Good question re dynamics. Yes, I talked about Muller’s work in my book LS, and looked at a few different scenarios. The common approach to determining the distance of a companion in relation to the solar system is to constrain the sun’s motion to zero and then plot based on Kepler’s laws, which implies everything pretty much moves at the same speed and the longer the periodicity the more distant the object and vice versa. So you are right, suggesting a periodicity that produces the observable known as precession (a cycle of ~24,000 to 26,000 years), requires the object be very close, under this static Sun scenario. Those calculations are detailed on our website.
But we have also done the calculations based on the assumption the solar system moves. We observe the sun race through space against the background stars at about 50”p/y, yet every since Copernicus this observable has been assumed to be false, the artifact of a wobbling earth. Remember Copernicus had just dethroned the earth from being the center of the Universe (to the consternation of the Church) and put the immovable Sun in its place, so he could not say that the Sun moved! He assumed the earth wobbled, and ever since people have been trying to come up with a precession equation that works. Noticing all the problems associated with precession explanations, and finding no solutions, we have taken the approach the sun really does move.

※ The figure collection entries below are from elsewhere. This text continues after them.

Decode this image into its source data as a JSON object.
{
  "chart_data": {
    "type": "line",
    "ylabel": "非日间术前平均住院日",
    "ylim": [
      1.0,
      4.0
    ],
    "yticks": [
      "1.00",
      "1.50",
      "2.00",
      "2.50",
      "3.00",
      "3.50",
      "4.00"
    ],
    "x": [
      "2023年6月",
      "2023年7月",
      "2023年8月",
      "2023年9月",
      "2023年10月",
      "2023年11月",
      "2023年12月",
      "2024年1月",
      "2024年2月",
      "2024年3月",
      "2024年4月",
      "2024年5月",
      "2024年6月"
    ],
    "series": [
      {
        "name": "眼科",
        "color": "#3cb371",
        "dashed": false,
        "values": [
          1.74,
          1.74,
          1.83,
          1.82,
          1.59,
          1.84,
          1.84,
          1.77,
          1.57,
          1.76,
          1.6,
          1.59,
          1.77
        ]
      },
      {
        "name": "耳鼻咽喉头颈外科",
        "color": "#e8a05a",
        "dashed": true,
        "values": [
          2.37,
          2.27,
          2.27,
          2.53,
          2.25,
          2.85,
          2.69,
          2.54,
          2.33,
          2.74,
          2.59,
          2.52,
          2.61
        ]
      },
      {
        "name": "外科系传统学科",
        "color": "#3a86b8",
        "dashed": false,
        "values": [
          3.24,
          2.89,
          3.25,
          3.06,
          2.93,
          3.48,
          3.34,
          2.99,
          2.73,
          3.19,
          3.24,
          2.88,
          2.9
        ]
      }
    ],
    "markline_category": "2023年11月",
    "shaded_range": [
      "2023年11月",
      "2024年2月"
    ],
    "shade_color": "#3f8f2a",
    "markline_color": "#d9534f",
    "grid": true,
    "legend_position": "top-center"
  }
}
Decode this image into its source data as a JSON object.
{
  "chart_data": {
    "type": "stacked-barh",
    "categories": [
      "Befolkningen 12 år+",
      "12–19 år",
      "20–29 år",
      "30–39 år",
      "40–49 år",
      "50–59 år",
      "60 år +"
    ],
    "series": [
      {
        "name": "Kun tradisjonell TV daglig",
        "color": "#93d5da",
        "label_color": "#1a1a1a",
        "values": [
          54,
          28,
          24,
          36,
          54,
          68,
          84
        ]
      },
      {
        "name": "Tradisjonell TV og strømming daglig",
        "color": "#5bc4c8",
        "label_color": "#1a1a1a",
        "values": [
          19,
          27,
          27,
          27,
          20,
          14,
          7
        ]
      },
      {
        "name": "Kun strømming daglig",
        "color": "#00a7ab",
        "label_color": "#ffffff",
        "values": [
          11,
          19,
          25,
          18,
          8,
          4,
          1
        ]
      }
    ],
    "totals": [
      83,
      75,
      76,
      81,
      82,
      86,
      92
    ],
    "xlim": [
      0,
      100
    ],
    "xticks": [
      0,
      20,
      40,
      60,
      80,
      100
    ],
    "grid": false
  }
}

This approach should not be all that novel but since luni-solar precession theory constrains SS motion to zero, you will not find any work on this in the literature. Bottom line, there are several viable scenarios that suggest the sun could be gravitationally bound to a nearby visible star, it just means that our solar system is moving faster than it is currently allowed under luni-solar constraints. Even Sirius at ~8.6ly, with a center of mass~6.6ly is viable if the SS is moving at 430km/s. This seems high under the current paradigm but we do know that many stars move at incredible speeds (some twice this number) and Reg Cahill, an astrophysicist our of Australia has independently calculated 430km/s the speed of our SS versus the CMB (but not sure about this methodology). And to your point, it does NOT require high eccentricity (highly elliptical orbit).
Personally, I like the Sirius scenario for many reasons, especially because it would seem to explain the incline of Pluto (whose orbit period is also at a perfect 5:1 ratio of the Sirius B orbit periodicity, which may have a pendulum effect) and the highly elliptical (and weird) orbit of Sedna, which happens to be in 2:1 resonance with the precession periodicity (companion orbit). These resonances are expected and necessary in large dynamic systems, especially for the outer dwarfs. Mike Brown at Caltech (the man who killed Pluto) is apparently still looking for a way to explain Sedna's orbit.